The X-Files – Deep Troat / Gorge Profonde (1.01)

Mulder et Scully se rendent dans l’Idaho, sur une base militaire, afin d’enquêter sur la disparition d’un pilote. L’armée ne donne aucune information et Mulder est persuadé qu’il y a une histoire d’avions expérimentaux derrière tout ça.

Diffusion originale : 17 septembre 1993 / Fox

Pour leur seconde enquête, Mulder et Scully vont se frotter à des thématiques fortes dans la série : les extra-terrestres et les conspirations. C’est également la première apparition de Gorge Profonde, premier indicateur de Mulder, interprété par Jerry Hardin.

Tout commence donc dans un bar, Mulder est déjà assez suspicieux envers le comportement du Bureau et ne veut pas attirer l’attention. Raté, car il se fait aborder par le mystérieux Gorge Profonde qui le prévient qu’il n’est pas dans son intérêt de partir pour l’Idaho. Pas grave, rien de tel pour alimenter le cerveau de l’agent qui voit alors une raison de plus d’y aller. D’ailleurs, de ce côté, il n’est pas très explicite avec sa partenaire qui ne tardera pas à découvrir pourquoi elle s’est fait embarquer dans cette histoire : les extraterrestres.

À peine formé, le duo sonne presque comme un vieux couple. Il faut dire que chacun connait la position de l’autre sur le sujet du paranormal, mais peu importe, car l’agent Mulder espère bien faire changer d’avis à sa collègue. Cette dernière va passer l’épisode à détruire tous les bons arguments, à commencer par ceux fournis par Seth Green jouant l’ado chevelu (voir la photo) et sous influence de stupéfiants (en pleine crise post-Bill & Ted).

Scully:  Just because I can’t explain it, doesn’t mean I’m gonna believe  they were UFOs.

L’enquête ne va pas se révéler être la plus palpitante qui soit.

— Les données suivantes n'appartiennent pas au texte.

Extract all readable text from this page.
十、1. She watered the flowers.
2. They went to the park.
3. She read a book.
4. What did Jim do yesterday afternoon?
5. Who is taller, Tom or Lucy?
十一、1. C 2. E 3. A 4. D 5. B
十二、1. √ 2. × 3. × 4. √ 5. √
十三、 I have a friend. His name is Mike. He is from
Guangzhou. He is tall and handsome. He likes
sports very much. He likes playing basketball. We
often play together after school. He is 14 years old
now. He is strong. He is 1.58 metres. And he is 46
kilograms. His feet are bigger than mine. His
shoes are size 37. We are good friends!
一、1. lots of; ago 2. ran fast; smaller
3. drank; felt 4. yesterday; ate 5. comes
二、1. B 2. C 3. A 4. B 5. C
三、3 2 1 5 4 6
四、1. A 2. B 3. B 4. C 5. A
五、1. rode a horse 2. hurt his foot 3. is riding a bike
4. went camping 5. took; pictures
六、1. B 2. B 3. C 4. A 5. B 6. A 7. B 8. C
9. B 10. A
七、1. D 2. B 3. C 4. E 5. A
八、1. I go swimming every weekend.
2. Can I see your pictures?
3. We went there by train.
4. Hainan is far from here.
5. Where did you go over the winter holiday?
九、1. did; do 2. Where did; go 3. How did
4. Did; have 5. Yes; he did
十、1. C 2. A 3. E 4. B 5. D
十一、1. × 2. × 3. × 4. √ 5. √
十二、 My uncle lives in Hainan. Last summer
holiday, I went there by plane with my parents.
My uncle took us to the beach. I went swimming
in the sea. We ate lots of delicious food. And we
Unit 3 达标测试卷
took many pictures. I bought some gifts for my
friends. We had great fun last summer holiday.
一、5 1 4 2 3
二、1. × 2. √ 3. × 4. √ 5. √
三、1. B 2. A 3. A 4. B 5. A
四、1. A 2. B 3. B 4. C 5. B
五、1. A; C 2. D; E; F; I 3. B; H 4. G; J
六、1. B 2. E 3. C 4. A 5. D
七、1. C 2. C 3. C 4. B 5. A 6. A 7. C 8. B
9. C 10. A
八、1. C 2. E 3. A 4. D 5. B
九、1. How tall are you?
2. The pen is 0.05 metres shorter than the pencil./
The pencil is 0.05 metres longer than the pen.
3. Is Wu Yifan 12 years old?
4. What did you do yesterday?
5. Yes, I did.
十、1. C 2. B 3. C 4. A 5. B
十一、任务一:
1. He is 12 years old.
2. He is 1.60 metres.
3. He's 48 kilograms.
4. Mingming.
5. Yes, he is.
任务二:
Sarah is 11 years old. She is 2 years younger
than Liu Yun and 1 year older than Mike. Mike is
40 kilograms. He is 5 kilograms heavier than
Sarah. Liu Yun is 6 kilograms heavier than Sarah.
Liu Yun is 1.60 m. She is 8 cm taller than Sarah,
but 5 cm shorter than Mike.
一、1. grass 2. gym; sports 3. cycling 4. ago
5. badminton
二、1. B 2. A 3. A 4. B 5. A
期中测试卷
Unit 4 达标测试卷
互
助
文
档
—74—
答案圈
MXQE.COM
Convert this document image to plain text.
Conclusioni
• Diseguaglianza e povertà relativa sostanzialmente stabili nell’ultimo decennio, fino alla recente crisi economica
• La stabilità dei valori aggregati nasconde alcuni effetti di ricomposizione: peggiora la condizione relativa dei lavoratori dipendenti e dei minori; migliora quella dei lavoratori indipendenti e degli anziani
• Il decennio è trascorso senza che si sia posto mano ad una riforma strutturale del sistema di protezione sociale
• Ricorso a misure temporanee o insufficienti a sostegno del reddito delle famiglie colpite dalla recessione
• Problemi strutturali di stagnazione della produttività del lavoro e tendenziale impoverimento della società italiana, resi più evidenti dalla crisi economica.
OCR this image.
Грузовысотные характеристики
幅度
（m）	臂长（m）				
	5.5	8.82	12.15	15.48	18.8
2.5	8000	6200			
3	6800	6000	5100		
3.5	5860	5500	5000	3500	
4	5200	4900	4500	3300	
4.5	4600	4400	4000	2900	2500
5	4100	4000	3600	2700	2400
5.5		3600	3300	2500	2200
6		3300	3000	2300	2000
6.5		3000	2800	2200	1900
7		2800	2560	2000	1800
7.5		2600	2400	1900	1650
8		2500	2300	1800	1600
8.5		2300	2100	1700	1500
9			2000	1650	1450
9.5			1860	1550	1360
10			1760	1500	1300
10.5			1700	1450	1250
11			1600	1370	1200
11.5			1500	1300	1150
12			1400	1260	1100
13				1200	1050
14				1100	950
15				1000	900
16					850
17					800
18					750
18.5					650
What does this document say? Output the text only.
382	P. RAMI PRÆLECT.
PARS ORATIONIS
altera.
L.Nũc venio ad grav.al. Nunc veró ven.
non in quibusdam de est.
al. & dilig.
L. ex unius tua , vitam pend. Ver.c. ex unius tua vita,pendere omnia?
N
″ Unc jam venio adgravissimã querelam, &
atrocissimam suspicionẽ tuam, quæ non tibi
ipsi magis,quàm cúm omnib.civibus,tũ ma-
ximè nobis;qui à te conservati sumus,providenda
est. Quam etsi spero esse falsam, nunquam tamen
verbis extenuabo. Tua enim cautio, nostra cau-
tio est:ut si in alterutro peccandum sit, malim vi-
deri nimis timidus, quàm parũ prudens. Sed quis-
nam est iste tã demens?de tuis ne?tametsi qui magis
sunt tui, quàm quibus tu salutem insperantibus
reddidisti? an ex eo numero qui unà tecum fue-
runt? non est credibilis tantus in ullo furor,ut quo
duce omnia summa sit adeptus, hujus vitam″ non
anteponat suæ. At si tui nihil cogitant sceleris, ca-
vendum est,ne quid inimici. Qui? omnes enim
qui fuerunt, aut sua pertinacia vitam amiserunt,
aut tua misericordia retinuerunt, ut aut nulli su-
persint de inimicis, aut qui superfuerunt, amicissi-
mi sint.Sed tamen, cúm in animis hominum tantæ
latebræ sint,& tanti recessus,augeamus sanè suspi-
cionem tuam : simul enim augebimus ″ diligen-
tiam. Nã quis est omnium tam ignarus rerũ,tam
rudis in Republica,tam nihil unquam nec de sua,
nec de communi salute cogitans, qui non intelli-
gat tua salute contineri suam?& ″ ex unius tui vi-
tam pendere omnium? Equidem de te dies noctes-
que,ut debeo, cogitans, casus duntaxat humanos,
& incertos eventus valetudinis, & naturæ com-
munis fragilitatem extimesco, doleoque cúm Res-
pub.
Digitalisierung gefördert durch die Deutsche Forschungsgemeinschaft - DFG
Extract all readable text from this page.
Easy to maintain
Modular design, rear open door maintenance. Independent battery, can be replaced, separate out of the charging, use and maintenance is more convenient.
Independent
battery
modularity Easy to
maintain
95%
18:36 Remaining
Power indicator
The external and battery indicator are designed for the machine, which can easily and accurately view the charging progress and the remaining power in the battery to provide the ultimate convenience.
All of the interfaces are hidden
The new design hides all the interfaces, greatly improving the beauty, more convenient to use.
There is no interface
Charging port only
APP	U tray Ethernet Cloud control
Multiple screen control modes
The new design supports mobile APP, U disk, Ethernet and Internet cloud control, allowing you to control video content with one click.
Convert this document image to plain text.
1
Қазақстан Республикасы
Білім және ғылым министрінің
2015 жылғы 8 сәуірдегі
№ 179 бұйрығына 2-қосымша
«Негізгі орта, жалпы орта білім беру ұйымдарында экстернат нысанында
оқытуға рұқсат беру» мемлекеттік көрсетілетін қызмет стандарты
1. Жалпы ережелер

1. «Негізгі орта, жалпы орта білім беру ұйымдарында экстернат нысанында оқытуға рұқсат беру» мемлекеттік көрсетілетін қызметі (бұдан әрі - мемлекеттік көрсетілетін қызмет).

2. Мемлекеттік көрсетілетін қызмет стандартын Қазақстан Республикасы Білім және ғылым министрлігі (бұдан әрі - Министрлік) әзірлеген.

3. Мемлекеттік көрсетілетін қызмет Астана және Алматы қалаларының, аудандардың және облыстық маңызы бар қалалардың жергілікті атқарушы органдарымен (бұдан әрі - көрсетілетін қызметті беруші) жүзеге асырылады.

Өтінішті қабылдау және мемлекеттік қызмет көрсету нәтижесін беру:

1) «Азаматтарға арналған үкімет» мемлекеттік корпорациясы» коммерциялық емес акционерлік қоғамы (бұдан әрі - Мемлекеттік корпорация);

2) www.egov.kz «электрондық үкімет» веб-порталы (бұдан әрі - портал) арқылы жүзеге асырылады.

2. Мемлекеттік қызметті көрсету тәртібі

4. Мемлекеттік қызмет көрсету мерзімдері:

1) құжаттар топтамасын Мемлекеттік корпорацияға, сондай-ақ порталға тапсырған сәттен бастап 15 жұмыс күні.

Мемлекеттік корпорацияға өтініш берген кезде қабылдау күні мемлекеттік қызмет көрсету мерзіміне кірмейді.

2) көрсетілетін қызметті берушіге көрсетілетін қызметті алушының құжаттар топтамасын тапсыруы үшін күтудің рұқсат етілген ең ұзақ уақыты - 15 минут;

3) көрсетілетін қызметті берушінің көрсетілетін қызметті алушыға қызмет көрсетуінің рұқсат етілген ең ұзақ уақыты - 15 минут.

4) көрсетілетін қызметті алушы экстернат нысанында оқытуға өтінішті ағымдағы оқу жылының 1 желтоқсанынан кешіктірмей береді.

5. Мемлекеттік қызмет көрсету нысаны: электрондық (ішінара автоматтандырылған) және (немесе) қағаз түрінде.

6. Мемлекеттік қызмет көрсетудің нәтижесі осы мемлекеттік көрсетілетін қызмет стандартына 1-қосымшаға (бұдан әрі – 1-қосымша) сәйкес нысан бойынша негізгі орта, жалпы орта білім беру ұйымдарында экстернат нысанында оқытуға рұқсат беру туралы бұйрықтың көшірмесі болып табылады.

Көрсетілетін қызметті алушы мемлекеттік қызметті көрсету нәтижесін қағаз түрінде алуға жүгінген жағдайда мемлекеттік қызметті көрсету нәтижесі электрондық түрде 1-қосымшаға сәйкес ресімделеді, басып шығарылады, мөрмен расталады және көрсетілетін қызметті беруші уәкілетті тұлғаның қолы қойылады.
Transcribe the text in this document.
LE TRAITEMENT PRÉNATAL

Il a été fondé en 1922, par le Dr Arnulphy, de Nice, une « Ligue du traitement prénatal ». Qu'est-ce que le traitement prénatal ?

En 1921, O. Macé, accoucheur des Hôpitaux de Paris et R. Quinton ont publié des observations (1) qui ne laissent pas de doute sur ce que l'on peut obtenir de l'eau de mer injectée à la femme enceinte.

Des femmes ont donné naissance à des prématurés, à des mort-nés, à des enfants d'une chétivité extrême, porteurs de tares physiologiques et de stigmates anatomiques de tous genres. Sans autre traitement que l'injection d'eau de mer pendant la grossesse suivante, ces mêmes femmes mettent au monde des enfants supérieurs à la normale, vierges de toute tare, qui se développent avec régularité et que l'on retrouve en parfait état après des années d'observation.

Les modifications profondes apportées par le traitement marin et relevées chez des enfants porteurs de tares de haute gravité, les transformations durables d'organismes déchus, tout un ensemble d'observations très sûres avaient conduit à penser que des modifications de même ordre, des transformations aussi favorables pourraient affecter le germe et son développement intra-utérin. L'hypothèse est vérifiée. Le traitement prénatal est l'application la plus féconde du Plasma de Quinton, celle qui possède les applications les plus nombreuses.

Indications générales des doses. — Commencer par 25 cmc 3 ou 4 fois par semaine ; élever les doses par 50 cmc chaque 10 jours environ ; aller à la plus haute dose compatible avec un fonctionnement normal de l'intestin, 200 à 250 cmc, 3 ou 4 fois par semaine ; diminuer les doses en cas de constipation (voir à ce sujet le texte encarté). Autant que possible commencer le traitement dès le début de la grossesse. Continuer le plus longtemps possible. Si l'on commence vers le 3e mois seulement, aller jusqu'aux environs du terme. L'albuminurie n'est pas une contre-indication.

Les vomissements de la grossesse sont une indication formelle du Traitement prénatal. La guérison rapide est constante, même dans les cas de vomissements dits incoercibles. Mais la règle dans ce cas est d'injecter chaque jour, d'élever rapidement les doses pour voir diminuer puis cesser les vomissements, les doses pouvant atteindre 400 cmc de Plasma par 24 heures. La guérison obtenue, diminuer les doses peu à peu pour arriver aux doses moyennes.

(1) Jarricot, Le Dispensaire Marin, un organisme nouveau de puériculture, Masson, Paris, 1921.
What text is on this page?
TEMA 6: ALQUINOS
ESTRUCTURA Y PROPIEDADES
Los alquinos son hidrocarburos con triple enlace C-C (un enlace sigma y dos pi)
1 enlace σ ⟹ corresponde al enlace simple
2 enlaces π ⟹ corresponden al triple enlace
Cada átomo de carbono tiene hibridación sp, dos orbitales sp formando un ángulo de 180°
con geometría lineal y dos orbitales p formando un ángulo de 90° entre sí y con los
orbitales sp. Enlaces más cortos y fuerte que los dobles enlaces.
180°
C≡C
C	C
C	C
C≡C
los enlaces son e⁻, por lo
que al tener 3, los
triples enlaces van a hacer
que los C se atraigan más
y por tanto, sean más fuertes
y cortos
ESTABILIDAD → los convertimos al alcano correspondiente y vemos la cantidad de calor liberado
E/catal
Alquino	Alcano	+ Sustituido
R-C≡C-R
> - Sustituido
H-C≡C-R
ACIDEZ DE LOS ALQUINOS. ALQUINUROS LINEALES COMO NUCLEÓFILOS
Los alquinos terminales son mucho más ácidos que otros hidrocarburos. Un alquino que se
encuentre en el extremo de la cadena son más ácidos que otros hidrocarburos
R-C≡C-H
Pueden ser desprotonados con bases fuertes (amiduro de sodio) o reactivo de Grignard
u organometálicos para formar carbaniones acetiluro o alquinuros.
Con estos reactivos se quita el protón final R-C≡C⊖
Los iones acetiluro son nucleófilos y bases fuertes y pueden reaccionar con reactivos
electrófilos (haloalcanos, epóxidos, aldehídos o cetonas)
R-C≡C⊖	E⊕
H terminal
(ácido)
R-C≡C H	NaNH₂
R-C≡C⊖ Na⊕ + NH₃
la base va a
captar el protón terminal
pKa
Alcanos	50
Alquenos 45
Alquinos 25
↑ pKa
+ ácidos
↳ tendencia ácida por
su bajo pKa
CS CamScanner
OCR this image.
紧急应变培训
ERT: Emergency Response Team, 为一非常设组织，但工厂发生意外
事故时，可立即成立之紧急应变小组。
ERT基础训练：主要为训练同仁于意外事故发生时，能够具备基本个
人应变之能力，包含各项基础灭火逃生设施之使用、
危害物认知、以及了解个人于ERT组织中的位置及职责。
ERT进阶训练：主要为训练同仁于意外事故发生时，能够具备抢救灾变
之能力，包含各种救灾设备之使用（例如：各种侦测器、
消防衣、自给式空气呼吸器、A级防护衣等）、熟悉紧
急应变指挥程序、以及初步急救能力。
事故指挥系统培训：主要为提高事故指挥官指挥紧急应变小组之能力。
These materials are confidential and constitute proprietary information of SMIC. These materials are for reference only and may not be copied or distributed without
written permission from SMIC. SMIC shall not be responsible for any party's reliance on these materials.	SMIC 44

Mulder et Scully tentent de bâtir leurs réflexions sur des preuves très maigres, voire plus que douteuses, ce qui fait que rien n’en ressort. Tout l’intérêt est orienté vers ce qui n’est pas dit et pour l’entretenir, on nous bombarde de faits approximatifs. Cela poussera d’ailleurs Mulder à chercher la vérité assez loin, trop loin, ce qui nous emmène aux derniers actes, le kidnapping et les expériences.

Là encore, c’est abstrait, car on nous montre des choses, mais c’est notre imagination qui doit faire le travail. Ce n’est pas mauvais, c’est certain, surtout à l’époque, il fallait développer l’esprit paranoïaque autour de la série. Malheureusement, le voyage de Mulder vers la table d’opération ne sera pas palpitant, et la partie de Scully n’aidera pas. Là voilà à menacer pour obtenir le retour de son collègue. La mise en scène n’est pas des plus convaincante, car Gillian Anderson et son petit gabarit, même une arme à la main, a besoin d’un peu d’aide pour rester crédible.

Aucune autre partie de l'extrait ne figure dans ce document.